All these pretty pictures you keep posting are really making me want to go out and club a baby unicorn for it's fur.
 
Thanks Jason- No need to club one, they sell it on ebay now! ;)

I always thought you were from Medford.... Maybe you told me Talent and that it was near Medford.... Somehow I just noticed it says Talent, OR, beneath your name. My 50# Little Giant was bought by a blacksmith to use in his shop in Talent, OR, in 1928!!! :) :cool: :)

edited to say- I won't say I like the sans clay stuff BETTER, but I'm pretty fascinated by it.

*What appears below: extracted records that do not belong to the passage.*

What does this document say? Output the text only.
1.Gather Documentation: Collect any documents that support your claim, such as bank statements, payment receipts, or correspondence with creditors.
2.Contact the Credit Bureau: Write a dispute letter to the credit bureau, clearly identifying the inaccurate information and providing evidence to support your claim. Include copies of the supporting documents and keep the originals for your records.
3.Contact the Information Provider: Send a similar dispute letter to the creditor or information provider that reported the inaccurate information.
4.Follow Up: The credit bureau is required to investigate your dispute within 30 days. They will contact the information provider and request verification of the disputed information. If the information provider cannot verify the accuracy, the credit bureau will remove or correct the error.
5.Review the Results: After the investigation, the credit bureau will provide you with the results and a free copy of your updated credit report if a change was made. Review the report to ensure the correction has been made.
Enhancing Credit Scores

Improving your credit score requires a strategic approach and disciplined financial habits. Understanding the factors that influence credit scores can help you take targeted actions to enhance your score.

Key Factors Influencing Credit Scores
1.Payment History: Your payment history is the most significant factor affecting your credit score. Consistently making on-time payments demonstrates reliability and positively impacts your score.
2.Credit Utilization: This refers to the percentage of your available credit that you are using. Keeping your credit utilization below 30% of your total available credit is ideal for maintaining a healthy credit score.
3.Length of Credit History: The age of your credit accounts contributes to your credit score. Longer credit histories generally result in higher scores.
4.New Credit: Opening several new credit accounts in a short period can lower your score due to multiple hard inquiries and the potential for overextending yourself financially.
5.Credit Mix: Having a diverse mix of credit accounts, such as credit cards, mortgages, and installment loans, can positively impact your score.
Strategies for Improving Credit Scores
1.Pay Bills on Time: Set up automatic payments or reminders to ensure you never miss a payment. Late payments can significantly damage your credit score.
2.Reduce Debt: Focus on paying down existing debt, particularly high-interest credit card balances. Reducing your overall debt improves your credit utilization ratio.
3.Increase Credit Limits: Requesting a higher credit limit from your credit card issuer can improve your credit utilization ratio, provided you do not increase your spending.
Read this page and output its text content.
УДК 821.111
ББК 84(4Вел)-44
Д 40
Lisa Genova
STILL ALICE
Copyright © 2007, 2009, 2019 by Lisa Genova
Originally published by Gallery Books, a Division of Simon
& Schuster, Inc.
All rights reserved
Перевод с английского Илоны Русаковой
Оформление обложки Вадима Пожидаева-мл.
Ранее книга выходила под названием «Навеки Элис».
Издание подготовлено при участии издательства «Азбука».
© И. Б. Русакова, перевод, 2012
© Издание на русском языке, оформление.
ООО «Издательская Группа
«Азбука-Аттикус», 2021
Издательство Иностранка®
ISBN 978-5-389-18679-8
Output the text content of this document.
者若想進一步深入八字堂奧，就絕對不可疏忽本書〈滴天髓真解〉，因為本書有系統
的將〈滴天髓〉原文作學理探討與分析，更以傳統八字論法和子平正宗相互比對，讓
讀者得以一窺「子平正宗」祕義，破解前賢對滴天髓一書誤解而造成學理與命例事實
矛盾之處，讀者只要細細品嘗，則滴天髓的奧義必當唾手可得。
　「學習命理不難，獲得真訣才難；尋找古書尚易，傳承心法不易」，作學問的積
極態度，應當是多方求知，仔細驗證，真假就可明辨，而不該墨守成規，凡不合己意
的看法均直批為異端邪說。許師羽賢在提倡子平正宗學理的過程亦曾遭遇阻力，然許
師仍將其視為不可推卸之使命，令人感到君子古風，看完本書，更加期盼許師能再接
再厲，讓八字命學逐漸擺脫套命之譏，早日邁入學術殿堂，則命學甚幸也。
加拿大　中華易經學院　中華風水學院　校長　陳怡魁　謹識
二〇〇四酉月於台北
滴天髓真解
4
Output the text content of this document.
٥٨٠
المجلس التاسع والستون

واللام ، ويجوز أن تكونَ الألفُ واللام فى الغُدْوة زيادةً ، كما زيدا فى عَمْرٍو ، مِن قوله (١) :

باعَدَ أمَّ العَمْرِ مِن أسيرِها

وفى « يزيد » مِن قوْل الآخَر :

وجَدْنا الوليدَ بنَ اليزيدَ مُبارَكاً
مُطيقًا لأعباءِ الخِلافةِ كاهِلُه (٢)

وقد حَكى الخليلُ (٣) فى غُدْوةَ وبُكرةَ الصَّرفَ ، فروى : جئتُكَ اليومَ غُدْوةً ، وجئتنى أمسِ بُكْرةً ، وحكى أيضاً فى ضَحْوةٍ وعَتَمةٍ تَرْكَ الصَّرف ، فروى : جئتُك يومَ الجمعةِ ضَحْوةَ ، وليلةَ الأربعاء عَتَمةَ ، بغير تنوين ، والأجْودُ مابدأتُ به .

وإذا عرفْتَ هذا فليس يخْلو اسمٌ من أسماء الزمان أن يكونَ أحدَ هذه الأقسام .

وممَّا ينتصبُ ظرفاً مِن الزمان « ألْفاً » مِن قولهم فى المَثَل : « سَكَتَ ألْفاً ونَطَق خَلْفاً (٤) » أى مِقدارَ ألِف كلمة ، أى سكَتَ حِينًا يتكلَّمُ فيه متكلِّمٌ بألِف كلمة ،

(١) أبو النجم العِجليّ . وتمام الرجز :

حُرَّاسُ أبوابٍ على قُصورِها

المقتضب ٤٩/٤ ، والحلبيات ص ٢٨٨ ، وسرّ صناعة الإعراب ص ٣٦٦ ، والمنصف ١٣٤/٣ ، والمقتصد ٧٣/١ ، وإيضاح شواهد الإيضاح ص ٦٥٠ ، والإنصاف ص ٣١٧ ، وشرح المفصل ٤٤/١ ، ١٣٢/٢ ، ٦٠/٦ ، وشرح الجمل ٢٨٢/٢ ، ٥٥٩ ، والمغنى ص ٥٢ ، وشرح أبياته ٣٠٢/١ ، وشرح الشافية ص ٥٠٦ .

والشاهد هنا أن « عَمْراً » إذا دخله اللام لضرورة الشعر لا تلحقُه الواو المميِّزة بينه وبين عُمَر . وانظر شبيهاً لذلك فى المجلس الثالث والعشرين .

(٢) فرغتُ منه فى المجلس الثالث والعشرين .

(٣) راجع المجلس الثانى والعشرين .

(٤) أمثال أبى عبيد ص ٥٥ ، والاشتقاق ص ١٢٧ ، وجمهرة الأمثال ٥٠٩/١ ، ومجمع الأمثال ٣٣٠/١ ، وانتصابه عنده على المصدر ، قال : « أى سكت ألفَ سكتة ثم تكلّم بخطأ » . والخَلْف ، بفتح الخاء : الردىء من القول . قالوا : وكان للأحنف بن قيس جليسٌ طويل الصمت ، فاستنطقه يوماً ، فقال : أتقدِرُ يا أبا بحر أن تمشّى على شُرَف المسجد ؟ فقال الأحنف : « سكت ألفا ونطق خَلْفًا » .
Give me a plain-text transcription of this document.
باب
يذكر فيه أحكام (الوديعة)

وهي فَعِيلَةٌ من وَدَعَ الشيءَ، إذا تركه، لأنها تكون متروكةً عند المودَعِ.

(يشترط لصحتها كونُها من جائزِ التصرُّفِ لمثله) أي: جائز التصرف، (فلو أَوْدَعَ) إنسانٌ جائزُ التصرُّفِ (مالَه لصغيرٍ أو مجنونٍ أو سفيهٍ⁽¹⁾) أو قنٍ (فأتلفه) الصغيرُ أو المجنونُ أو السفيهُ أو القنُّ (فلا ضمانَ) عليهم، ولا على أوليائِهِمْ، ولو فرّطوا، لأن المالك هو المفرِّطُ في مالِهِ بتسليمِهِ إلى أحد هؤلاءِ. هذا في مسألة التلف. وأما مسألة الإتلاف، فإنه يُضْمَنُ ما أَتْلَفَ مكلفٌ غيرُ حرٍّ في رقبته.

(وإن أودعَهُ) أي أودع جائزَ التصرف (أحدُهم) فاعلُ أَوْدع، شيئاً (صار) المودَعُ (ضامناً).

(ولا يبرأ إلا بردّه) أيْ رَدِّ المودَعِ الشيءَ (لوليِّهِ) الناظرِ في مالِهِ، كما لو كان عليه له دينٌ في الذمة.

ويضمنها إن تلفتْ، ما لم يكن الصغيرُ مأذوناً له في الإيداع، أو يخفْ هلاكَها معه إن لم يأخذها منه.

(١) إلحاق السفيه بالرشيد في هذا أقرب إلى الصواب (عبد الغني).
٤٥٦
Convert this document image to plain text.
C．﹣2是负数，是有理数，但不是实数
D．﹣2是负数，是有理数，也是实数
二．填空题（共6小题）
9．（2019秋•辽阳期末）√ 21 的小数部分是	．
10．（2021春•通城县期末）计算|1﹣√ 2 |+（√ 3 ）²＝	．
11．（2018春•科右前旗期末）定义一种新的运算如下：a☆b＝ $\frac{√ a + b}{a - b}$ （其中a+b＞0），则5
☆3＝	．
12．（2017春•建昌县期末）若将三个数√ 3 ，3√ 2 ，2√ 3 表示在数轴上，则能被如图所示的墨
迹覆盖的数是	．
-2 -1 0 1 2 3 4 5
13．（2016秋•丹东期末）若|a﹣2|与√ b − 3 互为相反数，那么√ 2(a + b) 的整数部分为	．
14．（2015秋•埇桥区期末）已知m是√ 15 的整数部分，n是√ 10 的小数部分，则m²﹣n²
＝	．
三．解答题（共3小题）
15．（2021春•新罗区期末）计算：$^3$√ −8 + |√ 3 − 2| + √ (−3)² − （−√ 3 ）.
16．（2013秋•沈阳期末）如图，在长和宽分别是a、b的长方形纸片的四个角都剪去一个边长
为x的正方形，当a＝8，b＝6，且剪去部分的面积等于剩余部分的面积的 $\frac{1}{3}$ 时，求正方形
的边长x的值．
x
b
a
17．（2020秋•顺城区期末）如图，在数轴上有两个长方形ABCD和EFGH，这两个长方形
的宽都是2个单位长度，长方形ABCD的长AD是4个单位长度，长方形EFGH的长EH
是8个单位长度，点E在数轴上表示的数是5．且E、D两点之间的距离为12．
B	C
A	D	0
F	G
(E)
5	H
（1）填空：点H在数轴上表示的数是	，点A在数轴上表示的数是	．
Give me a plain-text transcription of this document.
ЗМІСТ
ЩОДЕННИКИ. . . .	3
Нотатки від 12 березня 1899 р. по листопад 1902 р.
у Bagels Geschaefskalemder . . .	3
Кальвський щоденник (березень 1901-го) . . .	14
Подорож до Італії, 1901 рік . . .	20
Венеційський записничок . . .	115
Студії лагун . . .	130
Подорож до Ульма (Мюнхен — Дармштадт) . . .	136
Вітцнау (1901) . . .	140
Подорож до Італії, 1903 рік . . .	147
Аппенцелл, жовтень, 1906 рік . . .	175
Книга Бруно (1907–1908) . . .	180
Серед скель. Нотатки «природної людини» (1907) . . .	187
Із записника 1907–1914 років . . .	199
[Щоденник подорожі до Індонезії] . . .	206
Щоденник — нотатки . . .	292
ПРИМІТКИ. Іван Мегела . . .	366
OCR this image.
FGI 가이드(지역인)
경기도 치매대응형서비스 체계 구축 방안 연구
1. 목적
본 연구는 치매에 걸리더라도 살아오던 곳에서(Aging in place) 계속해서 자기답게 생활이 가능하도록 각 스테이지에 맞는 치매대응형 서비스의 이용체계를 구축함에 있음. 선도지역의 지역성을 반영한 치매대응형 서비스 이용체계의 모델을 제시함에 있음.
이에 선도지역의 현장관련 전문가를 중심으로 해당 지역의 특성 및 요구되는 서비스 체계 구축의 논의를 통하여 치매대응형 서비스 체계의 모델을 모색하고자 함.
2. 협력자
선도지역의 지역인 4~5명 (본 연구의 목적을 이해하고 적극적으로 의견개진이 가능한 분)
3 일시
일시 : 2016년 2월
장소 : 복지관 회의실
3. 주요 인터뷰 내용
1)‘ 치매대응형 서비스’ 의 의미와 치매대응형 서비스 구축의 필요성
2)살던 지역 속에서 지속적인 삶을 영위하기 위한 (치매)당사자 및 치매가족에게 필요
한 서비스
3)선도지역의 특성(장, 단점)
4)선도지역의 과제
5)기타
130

It's just more proof of what Don Fogg told me however many years ago that the clay is not what makes the hamon, it just influences it. :)
 
OK im gonna ask and look like a noob.... Ive read that the japanese would just keep polishing and polishing to bring out the hamon. Does the etching method just bring out the hamon by causing slight color difference in the steel? What exactly is the etching doing?

One day Im gonna have to save up and buy a Nick Wonka knife!
 
Ebay you say...I'll look into that :D How do you tell if it's genuine? I've heard some bad stories about ebay.

Talent is a little itty bitty town just 5 miles south of Medford. I pretty much consider the whole area as one small city and I've lived at one point or another in most of the small towns around here.


How thick is the spine on that knife?
 
So, according to the oxide polishing video you posted, the secret is actually playing Zac Brown Band when working. I knew there was some subterfuge!